Menurut Budi, capaian tersebut menunjukkan masyarakat mulai menerima motor listrik. Industri juga membuktikan bahwa pasar masih mampu menyerap puluhan ribu unit meski tanpa subsidi.
Penjualan 2026 Baru Capai Hampir 19.000 Unit
Kondisi berbeda terjadi pada 2026. Hingga Agustus, industri baru mencatat penjualan hampir 19.000 unit.
“Dan ironi memang, tahun 2026 sampai dengan bulan Agustus, ini baru mencapai hampir 19.000 unit. Ini adalah data penjualan motor listrik berdasarkan data SRUT yang dikeluarkan Kemenhub,” ujar Budi.
Kementerian Perhubungan (Kemenhub) mencatat angka tersebut melalui Sertifikat Registrasi Uji Tipe (SRUT).
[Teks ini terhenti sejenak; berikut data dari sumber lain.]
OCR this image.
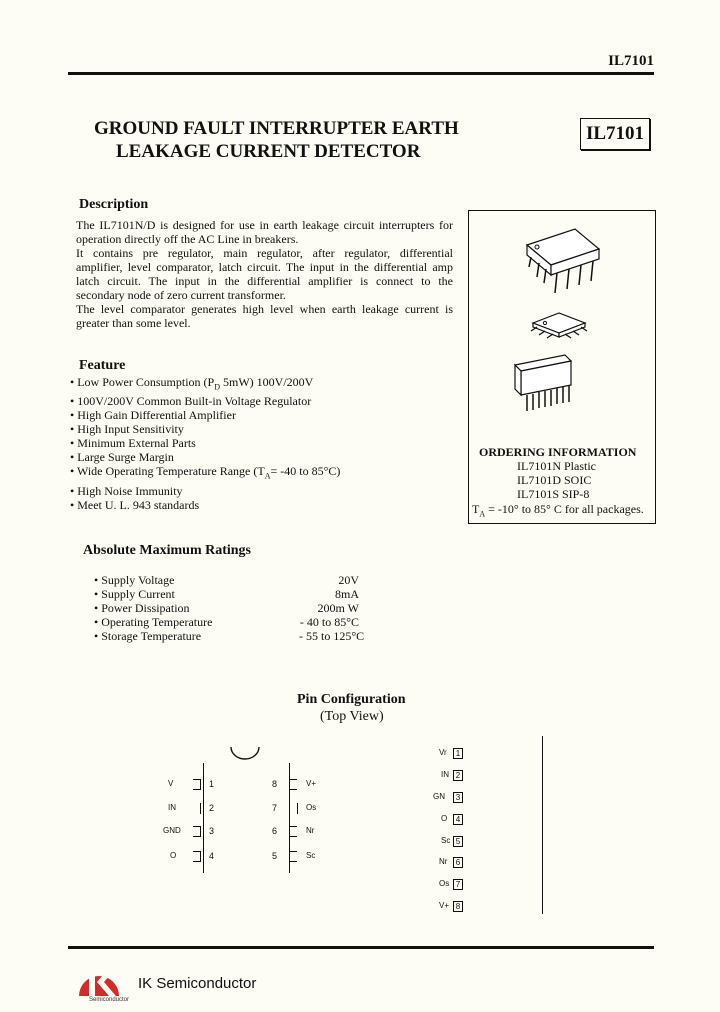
IL7101
GROUND FAULT INTERRUPTER EARTH
LEAKAGE CURRENT DETECTOR
IL7101
Description
The IL7101N/D is designed for use in earth leakage circuit interrupters for
operation directly off the AC Line in breakers.
It contains pre regulator, main regulator, after regulator, differential
amplifier, level comparator, latch circuit. The input in the differential amp
latch circuit. The input in the differential amplifier is connect to the
secondary node of zero current transformer.
The level comparator generates high level when earth leakage current is
greater than some level.
ORDERING INFORMATION
IL7101N Plastic
IL7101D SOIC
IL7101S SIP-8
$T_A = -10^\circ$ to 85° C for all packages.
Feature
• Low Power Consumption ($P_D$ 5mW) 100V/200V
• 100V/200V Common Built-in Voltage Regulator
• High Gain Differential Amplifier
• High Input Sensitivity
• Minimum External Parts
• Large Surge Margin
• Wide Operating Temperature Range ($T_A= -40$ to 85°C)
• High Noise Immunity
• Meet U. L. 943 standards
Absolute Maximum Ratings
• Supply Voltage	20V
• Supply Current	8mA
• Power Dissipation	200m W
• Operating Temperature	- 40 to 85°C
• Storage Temperature	- 55 to 125°C
Pin Configuration
(Top View)
V	1
IN	2
GND	3
O	4
8	V+
7	Os
6	Nr
5	Sc
Vr	1
IN 2
GN	3
O	4
Sc 5
Nr	6
Os 7
V+ 8
Semiconductor
IK Semiconductor
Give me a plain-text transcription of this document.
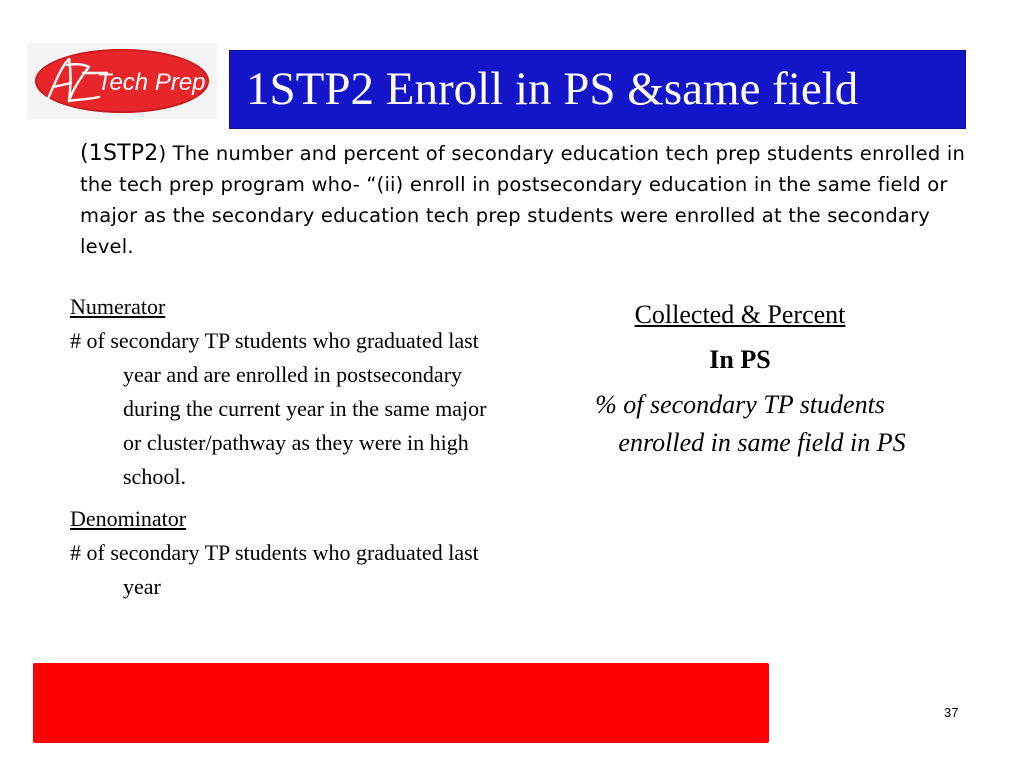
Tech Prep 1STP2 Enroll in PS &same field
(1STP2) The number and percent of secondary education tech prep students enrolled in the tech prep program who- “(ii) enroll in postsecondary education in the same field or major as the secondary education tech prep students were enrolled at the secondary level.
Numerator
# of secondary TP students who graduated last year and are enrolled in postsecondary during the current year in the same major or cluster/pathway as they were in high school.
Denominator
# of secondary TP students who graduated last year
Collected & Percent
In PS
% of secondary TP students
enrolled in same field in PS
37
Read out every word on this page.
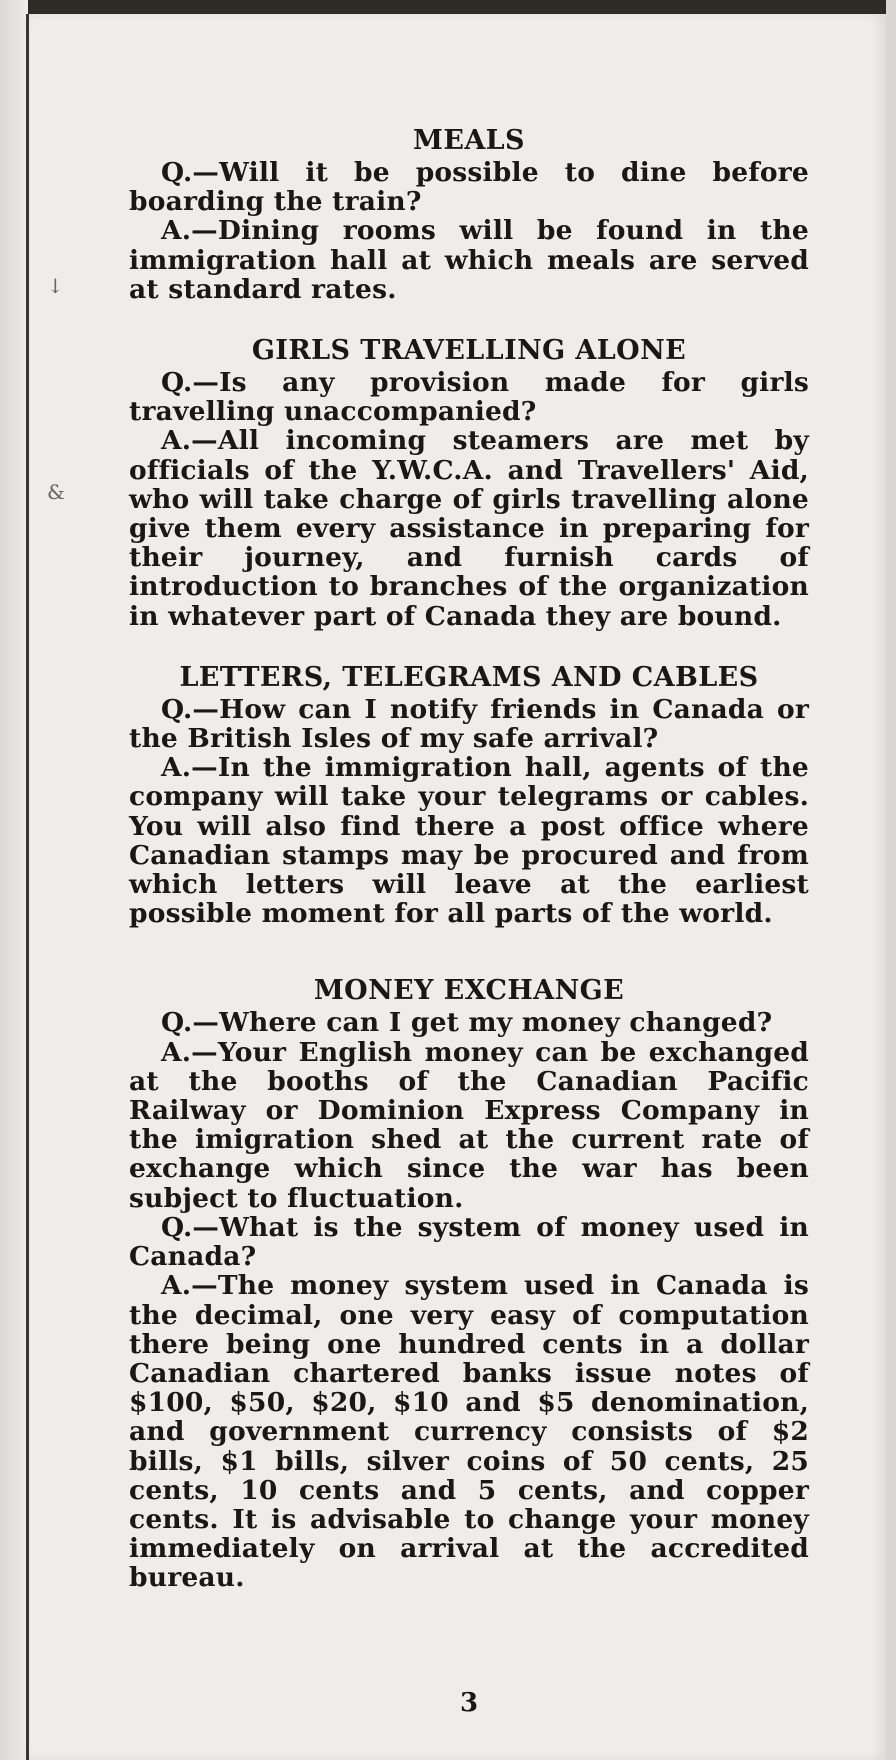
↓
&
MEALS

Q.—Will it be possible to dine before boarding the train?

A.—Dining rooms will be found in the immigration hall at which meals are served at standard rates.

GIRLS TRAVELLING ALONE

Q.—Is any provision made for girls travelling unaccompanied?

A.—All incoming steamers are met by officials of the Y.W.C.A. and Travellers' Aid, who will take charge of girls travelling alone give them every assistance in preparing for their journey, and furnish cards of introduction to branches of the organization in whatever part of Canada they are bound.

LETTERS, TELEGRAMS AND CABLES

Q.—How can I notify friends in Canada or the British Isles of my safe arrival?

A.—In the immigration hall, agents of the company will take your telegrams or cables. You will also find there a post office where Canadian stamps may be procured and from which letters will leave at the earliest possible moment for all parts of the world.

MONEY EXCHANGE

Q.—Where can I get my money changed?

A.—Your English money can be exchanged at the booths of the Canadian Pacific Railway or Dominion Express Company in the imigration shed at the current rate of exchange which since the war has been subject to fluctuation.

Q.—What is the system of money used in Canada?

A.—The money system used in Canada is the decimal, one very easy of computation there being one hundred cents in a dollar Canadian chartered banks issue notes of $100, $50, $20, $10 and $5 denomination, and government currency consists of $2 bills, $1 bills, silver coins of 50 cents, 25 cents, 10 cents and 5 cents, and copper cents. It is advisable to change your money immediately on arrival at the accredited bureau.

3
Produsen Perlu Tingkatkan Inovasi
Budi menilai perlambatan penjualan harus menjadi perhatian pelaku industri. Produsen perlu mengambil langkah lebih agresif untuk kembali meningkatkan permintaan.
Ia mendorong produsen menghadirkan inovasi melalui produk, skema penjualan, dan pendekatan baru kepada konsumen.
Menurut Budi, strategi tersebut dapat menarik lebih banyak pembeli sekaligus memperluas penggunaan motor listrik di Indonesia. Industri juga perlu mencari cara baru agar konsumen semakin tertarik menggunakan kendaraan listrik.
Dengan inovasi yang lebih kuat, produsen dapat kembali mendorong pertumbuhan pasar dan mengurangi ketergantungan terhadap subsidi pemerintah.